Under the Wheat Marketing Act, the Wheat Export Authority has until the end of 2004 to assess the performance of AWB with regard to its use of the wheat export rights.
"I will be asking the WEA to develop rigorous and transparent performance indicators to ensure its review accurately measures the benefits to industry and the wider community," Truss said. "However, this review will not be an additional NCP review."
Truss noted that a "number of industry members" had expressed dissatisfaction with the wheat export consent system, including the uncertainty and timing of consent notices.
"The government has therefore agreed to improve the system based on the licensing arrangements proposed in the review," he said. "This will allow longer term consents to be provided for the export of wheat in containers and bags and provide greater certainty for exporters. I believe these changes will increase the opportunities for further developing niche markets."
Truss said the government had accepted the review recommendation that there was a need to better define the objectives of the WMA. He added that WEA's role was to complement the single-desk arrangements in maximizing net pool returns through AWB, while at the same time facilitating the development of niche and other markets to the benefit of both growers and the wider community.

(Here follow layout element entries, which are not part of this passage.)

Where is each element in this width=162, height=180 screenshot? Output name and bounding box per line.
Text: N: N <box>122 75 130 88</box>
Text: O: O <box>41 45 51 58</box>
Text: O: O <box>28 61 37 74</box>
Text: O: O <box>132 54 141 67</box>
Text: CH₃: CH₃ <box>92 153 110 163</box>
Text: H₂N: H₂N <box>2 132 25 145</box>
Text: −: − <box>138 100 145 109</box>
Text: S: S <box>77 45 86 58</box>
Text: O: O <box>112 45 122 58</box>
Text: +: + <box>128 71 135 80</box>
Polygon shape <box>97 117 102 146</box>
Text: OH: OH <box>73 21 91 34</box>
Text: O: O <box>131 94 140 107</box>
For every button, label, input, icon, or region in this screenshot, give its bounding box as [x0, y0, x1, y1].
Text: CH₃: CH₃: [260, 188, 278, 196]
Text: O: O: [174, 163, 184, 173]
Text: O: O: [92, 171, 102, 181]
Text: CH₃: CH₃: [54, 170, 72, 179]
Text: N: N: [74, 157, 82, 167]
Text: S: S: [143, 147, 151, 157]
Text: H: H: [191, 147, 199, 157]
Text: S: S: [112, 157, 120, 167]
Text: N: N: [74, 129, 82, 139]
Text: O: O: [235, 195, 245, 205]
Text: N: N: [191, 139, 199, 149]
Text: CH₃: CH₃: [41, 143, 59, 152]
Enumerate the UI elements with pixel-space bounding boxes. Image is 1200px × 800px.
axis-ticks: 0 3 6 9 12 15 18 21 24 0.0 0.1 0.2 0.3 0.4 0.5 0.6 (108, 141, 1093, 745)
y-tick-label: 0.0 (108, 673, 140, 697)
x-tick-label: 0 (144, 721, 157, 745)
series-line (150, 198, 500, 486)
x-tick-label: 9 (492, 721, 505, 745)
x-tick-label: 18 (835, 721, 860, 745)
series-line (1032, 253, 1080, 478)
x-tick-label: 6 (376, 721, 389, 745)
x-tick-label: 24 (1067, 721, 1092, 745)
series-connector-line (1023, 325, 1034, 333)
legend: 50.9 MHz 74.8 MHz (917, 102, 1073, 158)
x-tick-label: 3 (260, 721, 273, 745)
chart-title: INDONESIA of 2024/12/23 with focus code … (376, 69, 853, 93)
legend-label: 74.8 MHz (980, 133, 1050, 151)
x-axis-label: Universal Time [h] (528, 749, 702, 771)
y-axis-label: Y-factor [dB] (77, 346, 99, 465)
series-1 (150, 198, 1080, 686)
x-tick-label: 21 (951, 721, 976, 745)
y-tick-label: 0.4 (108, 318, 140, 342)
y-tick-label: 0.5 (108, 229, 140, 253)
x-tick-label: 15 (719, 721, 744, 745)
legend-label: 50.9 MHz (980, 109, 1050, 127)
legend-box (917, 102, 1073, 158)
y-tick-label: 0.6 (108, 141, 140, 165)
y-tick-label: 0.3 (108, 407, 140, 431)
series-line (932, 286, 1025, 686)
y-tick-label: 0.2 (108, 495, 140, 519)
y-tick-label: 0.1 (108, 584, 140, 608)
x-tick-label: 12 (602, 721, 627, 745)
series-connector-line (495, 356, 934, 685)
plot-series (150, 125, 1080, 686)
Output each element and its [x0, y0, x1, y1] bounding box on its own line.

While the review recommended a temporary deregulation of exports of durum wheat, Truss said the government had decided not to proceed with that proposal because it would have meant amending the WMA.

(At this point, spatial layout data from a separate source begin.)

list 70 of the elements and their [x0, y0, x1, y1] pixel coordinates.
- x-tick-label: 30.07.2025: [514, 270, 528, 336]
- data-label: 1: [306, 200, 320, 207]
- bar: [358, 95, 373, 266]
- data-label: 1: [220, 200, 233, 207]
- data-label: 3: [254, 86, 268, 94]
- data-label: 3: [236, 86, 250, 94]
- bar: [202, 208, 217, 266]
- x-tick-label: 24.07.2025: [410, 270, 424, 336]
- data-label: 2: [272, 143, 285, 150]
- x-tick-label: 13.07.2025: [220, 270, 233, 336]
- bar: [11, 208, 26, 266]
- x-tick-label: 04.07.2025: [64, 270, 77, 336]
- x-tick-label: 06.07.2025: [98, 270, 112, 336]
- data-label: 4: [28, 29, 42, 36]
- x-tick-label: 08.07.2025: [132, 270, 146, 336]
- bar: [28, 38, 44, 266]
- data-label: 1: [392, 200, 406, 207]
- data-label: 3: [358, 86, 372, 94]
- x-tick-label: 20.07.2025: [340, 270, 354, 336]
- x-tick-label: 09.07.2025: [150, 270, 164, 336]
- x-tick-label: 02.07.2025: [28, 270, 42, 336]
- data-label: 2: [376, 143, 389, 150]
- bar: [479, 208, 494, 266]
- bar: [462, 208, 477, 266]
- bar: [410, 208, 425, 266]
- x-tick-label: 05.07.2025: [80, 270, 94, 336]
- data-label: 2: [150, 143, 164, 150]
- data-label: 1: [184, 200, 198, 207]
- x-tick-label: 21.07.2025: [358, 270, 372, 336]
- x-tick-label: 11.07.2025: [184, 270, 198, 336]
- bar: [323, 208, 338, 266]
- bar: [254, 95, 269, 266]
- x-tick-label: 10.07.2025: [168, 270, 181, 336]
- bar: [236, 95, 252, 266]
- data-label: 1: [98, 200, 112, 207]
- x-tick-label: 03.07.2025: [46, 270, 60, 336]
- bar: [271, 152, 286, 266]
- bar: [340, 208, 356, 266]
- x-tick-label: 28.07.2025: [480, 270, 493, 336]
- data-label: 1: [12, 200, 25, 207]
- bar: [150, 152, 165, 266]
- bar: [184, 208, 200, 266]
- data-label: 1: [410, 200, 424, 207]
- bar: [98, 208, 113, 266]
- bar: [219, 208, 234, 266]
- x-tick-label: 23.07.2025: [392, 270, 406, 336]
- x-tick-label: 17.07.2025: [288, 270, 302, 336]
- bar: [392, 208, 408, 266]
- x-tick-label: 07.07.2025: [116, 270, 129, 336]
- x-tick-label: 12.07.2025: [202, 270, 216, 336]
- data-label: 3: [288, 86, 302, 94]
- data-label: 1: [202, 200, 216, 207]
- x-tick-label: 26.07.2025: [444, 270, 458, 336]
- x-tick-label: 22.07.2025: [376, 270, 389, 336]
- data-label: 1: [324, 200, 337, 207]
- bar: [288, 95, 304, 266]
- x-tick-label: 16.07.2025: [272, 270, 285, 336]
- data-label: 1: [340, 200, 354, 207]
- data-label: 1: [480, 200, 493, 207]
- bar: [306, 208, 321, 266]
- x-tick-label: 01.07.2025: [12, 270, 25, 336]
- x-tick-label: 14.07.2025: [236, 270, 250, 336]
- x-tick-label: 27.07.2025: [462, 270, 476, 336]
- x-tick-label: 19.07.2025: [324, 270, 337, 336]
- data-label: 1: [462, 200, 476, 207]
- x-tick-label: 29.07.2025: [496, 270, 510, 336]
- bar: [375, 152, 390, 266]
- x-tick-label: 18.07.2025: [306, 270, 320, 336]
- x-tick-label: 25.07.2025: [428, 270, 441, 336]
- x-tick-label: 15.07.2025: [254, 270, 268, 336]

Truss said the government understood that the new wheat marketing arrangements had been in place for only a short period and that they should be given more time to prove their effectiveness.
Trevor Flugge, chairman of the AWB, said Truss's announcement was a good decision, "as it recognizes the importance of a single desk seller in a distorted international market. The single desk system achieves market access, market share and market clearing while maintaining premiums."